Document Type

Prize Paper

Publication Date



This paper seeks to explain the extralegal contractual relations governing Hawala and other related informal financial transfer systems (IFTS). Hawala, and other IFTF’s, have faced a regulatory onslaught in the aftermath of the terrorist attacks of September 11, as well as competitive pressures from traditional money transfer systems. Despite these competitive pressures, IFTS’s still occupy a major market position in the money transfer market place, in particular amongst Asian and African immigrant communities in the Western world. Two recent academic papers have theorized what governs the extralegal contractual relations of Hawala, but no literature has been developed based on a case study to confirm these theories. This paper seeks to outline what governs the contractual relations of cross-border Hawaladars by interviewing IFTS brokers in the greater Philadelphia area.
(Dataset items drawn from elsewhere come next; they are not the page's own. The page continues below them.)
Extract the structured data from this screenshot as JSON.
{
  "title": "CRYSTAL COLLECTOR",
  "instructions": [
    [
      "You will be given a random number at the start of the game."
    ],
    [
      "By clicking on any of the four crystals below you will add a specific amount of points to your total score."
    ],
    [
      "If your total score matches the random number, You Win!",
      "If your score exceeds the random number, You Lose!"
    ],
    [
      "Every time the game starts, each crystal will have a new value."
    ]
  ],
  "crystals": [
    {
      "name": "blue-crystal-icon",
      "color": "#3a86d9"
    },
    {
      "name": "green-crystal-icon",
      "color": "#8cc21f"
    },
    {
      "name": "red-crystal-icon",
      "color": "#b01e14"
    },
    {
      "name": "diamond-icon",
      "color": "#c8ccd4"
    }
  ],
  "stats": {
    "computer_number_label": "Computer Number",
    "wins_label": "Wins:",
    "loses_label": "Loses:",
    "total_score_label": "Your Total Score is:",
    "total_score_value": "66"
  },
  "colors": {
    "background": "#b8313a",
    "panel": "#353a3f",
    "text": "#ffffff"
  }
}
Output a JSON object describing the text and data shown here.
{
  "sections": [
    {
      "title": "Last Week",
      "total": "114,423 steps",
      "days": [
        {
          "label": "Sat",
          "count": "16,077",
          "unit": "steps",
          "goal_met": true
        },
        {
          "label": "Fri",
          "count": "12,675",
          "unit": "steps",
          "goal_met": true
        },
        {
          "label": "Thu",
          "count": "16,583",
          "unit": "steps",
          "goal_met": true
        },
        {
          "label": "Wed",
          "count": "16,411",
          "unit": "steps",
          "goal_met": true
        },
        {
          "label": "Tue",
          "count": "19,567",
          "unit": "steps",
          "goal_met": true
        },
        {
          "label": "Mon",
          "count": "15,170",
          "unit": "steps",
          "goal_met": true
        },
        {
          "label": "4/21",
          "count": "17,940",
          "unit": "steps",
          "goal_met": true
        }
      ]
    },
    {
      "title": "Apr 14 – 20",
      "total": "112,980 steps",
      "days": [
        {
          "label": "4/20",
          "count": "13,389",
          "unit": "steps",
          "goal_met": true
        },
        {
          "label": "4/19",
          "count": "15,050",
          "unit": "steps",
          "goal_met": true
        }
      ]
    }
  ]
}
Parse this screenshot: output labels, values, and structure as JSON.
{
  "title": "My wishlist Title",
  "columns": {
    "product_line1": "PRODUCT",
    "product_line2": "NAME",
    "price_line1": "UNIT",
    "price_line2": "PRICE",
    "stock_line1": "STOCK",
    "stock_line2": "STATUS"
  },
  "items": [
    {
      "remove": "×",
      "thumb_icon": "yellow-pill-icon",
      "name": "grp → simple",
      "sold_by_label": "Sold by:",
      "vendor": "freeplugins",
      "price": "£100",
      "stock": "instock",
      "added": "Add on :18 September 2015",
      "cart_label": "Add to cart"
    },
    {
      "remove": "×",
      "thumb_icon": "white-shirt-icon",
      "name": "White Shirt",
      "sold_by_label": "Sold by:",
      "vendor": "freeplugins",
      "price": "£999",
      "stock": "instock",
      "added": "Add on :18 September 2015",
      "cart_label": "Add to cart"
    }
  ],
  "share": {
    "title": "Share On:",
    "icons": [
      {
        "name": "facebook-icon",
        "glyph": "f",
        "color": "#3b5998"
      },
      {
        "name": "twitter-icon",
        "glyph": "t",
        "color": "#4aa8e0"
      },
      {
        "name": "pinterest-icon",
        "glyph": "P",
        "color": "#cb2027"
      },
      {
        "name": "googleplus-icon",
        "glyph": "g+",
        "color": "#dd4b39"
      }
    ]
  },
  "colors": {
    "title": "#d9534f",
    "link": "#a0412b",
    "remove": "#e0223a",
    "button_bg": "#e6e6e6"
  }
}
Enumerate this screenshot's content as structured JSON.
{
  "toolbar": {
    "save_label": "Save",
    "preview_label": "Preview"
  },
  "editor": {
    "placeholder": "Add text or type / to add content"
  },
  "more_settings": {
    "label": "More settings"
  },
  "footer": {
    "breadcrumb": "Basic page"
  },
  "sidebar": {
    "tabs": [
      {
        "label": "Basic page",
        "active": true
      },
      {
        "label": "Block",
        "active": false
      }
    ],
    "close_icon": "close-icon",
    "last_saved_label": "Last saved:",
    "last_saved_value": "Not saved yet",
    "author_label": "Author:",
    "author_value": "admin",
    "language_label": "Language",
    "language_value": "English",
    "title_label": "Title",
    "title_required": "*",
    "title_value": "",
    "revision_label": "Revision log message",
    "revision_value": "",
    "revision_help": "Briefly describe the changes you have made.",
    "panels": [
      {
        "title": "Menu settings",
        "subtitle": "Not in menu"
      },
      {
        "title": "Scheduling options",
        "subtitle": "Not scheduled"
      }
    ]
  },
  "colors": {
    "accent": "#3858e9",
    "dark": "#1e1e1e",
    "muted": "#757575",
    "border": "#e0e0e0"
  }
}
This Paper will be broken into four parts: Part I will analyze what Hawala is and how it works, Part II will analyze how Hawala works in practice based on a case study of Hawaladars in the Greater Philadelphia area, Part III will analyze why Hawala still exists & Part IV will be a conclusion analyzing the future of Hawala.

Publication Citation

Winner of THE MARK E. LEFEVER PRIZE, to the graduating student for the best paper in the field of law and economics.